06/28/2012 11:03 am ET Updated Aug 28, 2012

What Judges Don't Know

If foxes know many things and hedgehogs one big thing, what do judges know? The law? That would be a reasonable assumption. But in the U.K. and the rest of Europe, when it comes to the environment, judges often don't know the law. And they can be wilful in remaining ignorant.

Let me offer a case in point. At ClientEarth, we've been working to clean up the air in London for three years now. The bad news is that more people die of air pollution in the U.K. than in traffic accidents. As many people die of the long-term impacts of air pollution now as died from short-term exposure in the days of London's infamous "pea soup" fogs. The modern form of pollution is harder to perceive than the old pea soupers. It is like most contemporary environmental problems -- our senses are not well designed to detect them. If we could sense climate change like we do rain, climate sceptics would have no place to hide.

The air pollutants felling people in London are subtle: tiny particles from diesel engines, invisible toxic gases. The good news is that there is law designed to protect people. Like most environmental law in European countries, it originated in Brussels.

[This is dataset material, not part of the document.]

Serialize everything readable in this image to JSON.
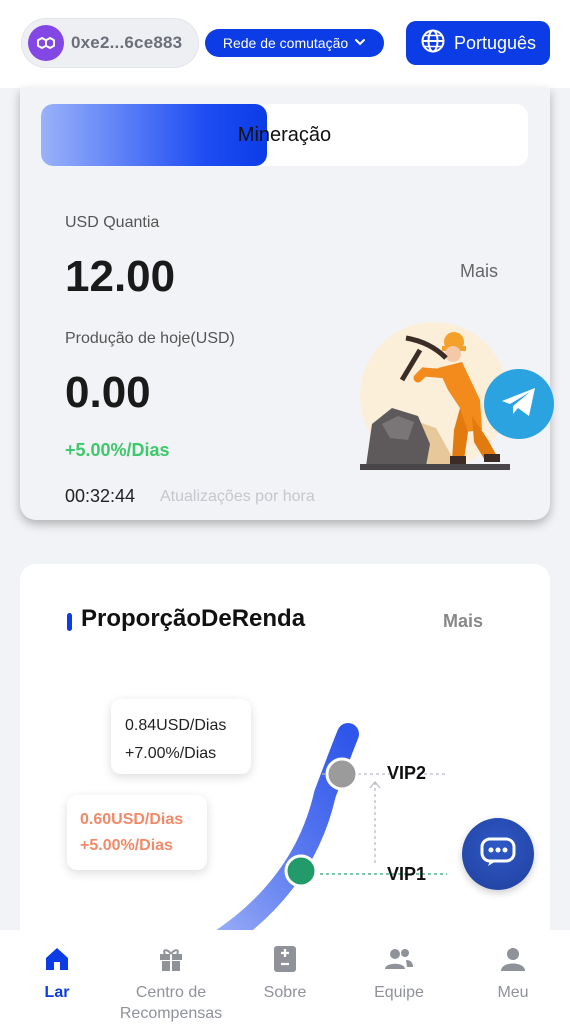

The European Commission designed an air quality system based on the World Health Organization's safe levels. All the European countries agreed to the law, and the law was then sent to the parliaments of the member countries, who transposed it into their own national law. So the Parliament sitting in London passed the European measures into the law of the U.K.

So there is air pollution law in the U.K. This is handy, since almost 5,000 people die of air pollution in London every year, the same air as the Olympic athletes will be breathing. The dying is happening because the U.K. authorities have not enforced the law.

So we took a case to the High Court and argued that the government has a clear duty to enforce the law and protect the health of its citizens; the young people whose lungs will never grow to full size as well as older people dying of strokes, heart attacks and lung cancer.

The government admitted it was violating the law. That, at least, was honest. You would expect the judge to then enforce the law and direct the government to do its job. But the judge refused. He believed that he had no power to enforce the law because it originated in Europe. He said only the European government could enforce the air pollution law in the U.K.

This is a fundamental misunderstanding. The relevant treaties of the European Union make clear the member state courts must enforce the law. The law of England and the other member states now sits under European law, which English judges are bound to enforce. To put it clearly, it is a dereliction of a judge's duty to fail to enforce it. Not all English judges mistake such a fundamental point -- the House of Lords, then the highest U.K. court, issued several decisions making it clear the duties of the lower court judges.

It is not just English judges who are at fault. A colleague told me recently that a Spanish judge had told him, that he was a Spanish judge and did not care about Europe, similarly failing to understand his job is to enforce European law -- which is of course Spanish law too, the Spanish parliament having transposed it.

The ignorance of judges is a great stumbling block to the enforcement of environmental law in Europe. Citizens have no access to the European courts to enforce the law. The European government has very limited resources to do so. If the member state courts flout their duty to enforce the law, the environment and human health will continue to suffer.

Nor are European judges eager to improve their understanding. They are reluctant to have even European governmental officials offer them teachings on what the law is. The stated fear is that they will be unduly influenced. The result however is a lack of competence and consequent lack of enforcing the law.

Cardinal Richelieu observed that by not enforcing the law you legitimize the conduct you sought to prohibit.

Unfortunately, the Court of Appeal sitting in London declined to correct the lower court's error. It is indulging in 19th century thinking. Now the case sits with the Supreme Court. We hope that the Supreme Court gives the citizens of the U.K. dying of air pollution the 21st century reading of the law that they deserve.

We will see what the Supreme Court does. If they too refuse to enforce the law, will we have to wait till the current generation of judges is replaced by a new generation before judges realize what their job is with respect to European environmental law? That would be unfortunate both for the environment and for the great many people who will suffer unnecessarily in the meantime. What judges don't know can hurt you.